Estremece contemplar el celo mascullante, el mimo siniestro con el que son acariciados por los usurpadores de su razón, que los encaminan, los moldean a imagen de su fanatismo y les susurran los preceptos de su inmisericorde determinación. Sobrecoge asistir a la tensa, callada, presentida de fatalidad, postrera cena de ambos en sus respectivos hogares: ninguno debe contar los fatales propósitos del día siguiente; la cámara de Abu-Assad logra impregnar de luctosidad la desasosegante habitualidad que exhiben esas escenas: los acentuados encuadres en los que enmarca el conjeturante rostro de la madre de Saïd, son buena muestra de ello. Por otra parte, el realizador tampoco escatima ciertos apuntes jugosamente irónicos, aliviadores, introducidos con atrevimiento crítico en momentos tan desazonantes como la secuencia en la que se nos muestra a los protagonistas "vistiéndose" de bombas: uno de los colaboradores se zampa con fruición un bocadillo, mientras Khaled, con toda solemnidad graba el mensaje de despedida, mediante el cual se convence de su consagración como héroe.

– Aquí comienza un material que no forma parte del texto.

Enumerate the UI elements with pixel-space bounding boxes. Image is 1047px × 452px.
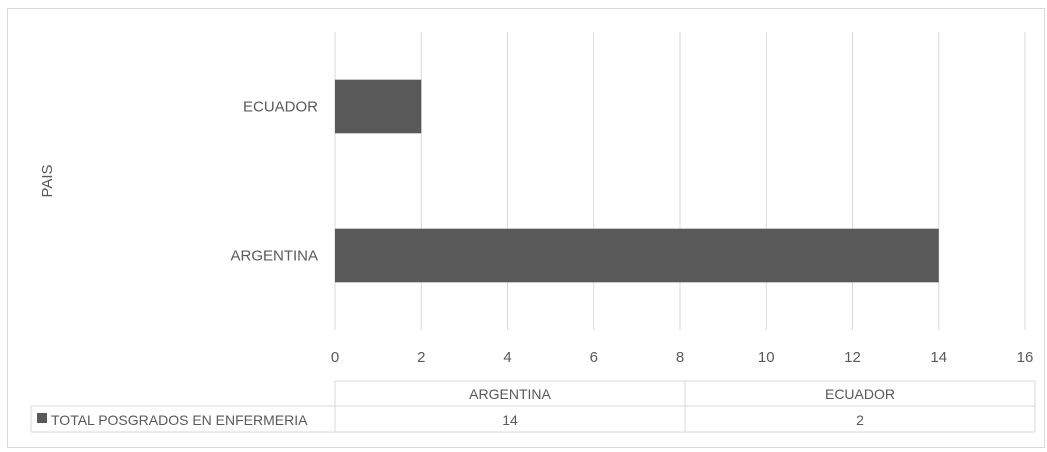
y-category-label: ECUADOR (243, 99, 318, 116)
y-axis-title: PAIS (39, 164, 56, 197)
x-axis-ticks: 0 2 4 6 8 10 12 14 16 (331, 349, 1034, 366)
table-value-cell: 2 (856, 412, 864, 428)
gridlines (334, 32, 1026, 330)
x-tick-label: 14 (930, 349, 947, 366)
bar (335, 228, 939, 283)
x-tick-label: 8 (676, 349, 684, 366)
bar (335, 79, 422, 134)
x-tick-label: 6 (590, 349, 598, 366)
table-value-cell: 14 (502, 412, 518, 428)
table-header-cell: ECUADOR (825, 386, 895, 402)
table-header-cell: ARGENTINA (469, 386, 551, 402)
y-axis-categories: ARGENTINA ECUADOR (230, 99, 318, 265)
legend-series-name: TOTAL POSGRADOS EN ENFERMERIA (51, 412, 308, 428)
bars (335, 79, 939, 283)
chart-frame (7, 8, 1045, 448)
y-category-label: ARGENTINA (230, 248, 318, 265)
x-tick-label: 10 (758, 349, 775, 366)
x-tick-label: 12 (844, 349, 861, 366)
x-tick-label: 0 (331, 349, 339, 366)
data-table: ARGENTINA 14 ECUADOR 2 TOTAL POSGRADOS EN EN… (30, 380, 1036, 433)
legend-key (37, 413, 47, 423)
x-tick-label: 16 (1017, 349, 1034, 366)
x-tick-label: 2 (417, 349, 425, 366)
x-tick-label: 4 (503, 349, 511, 366)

El único problema que arrastra durante todo su metraje esta valiente producción palestina es la incorporación del personaje de Suha, la joven que regresa a Nablus. Ella nos introduce a los personajes y a la acción principal. En un principio, sí resulta muy eficaz la mirada que su llegada permite: las dificultades para cruzar los puestos de control israelíes, la visión de esas enormes hileras humanas desplazándose, su sorpresa ante las explosiones imprevistas, sirven para describir el conflicto física, territorialmente. Su perspectiva de ausente casi es la misma que la del espectador alejado del conflicto. Pero, una vez conocemos a Saïd y a Khaled, y ambos quedan configurados como los elementos principales (únicos) del núcleo dramático privilegiado por el relato, su potencial se desvanece, se desfigura; llega a resultar incómoda al despliegue narrativo que va estableciendo el seguimiento de aquellos dos. Acaba convertida en mero elemento discursivo, portador de u mensaje conciliador demasiado explícito. Teniendo en cuenta la deriva favorecida por la historia, da la impresión de que Abu-Assad no acierta con la presencia de este personaje; debería habérselas ingeniado, bien para conferirle una progresión distinta a la escogida, bien para hacer arrancar la historia sin su asistencia.
Mal muy menor, de todas formas, para PARADISE NOW, un film tan logrado como indispensable. Una pedrada en toda regla a la venda de la conciencia diplomática de los que siempre miran para otro lado.
(***) Recomendada a todos los convencidos de que la Historia sucede hoy.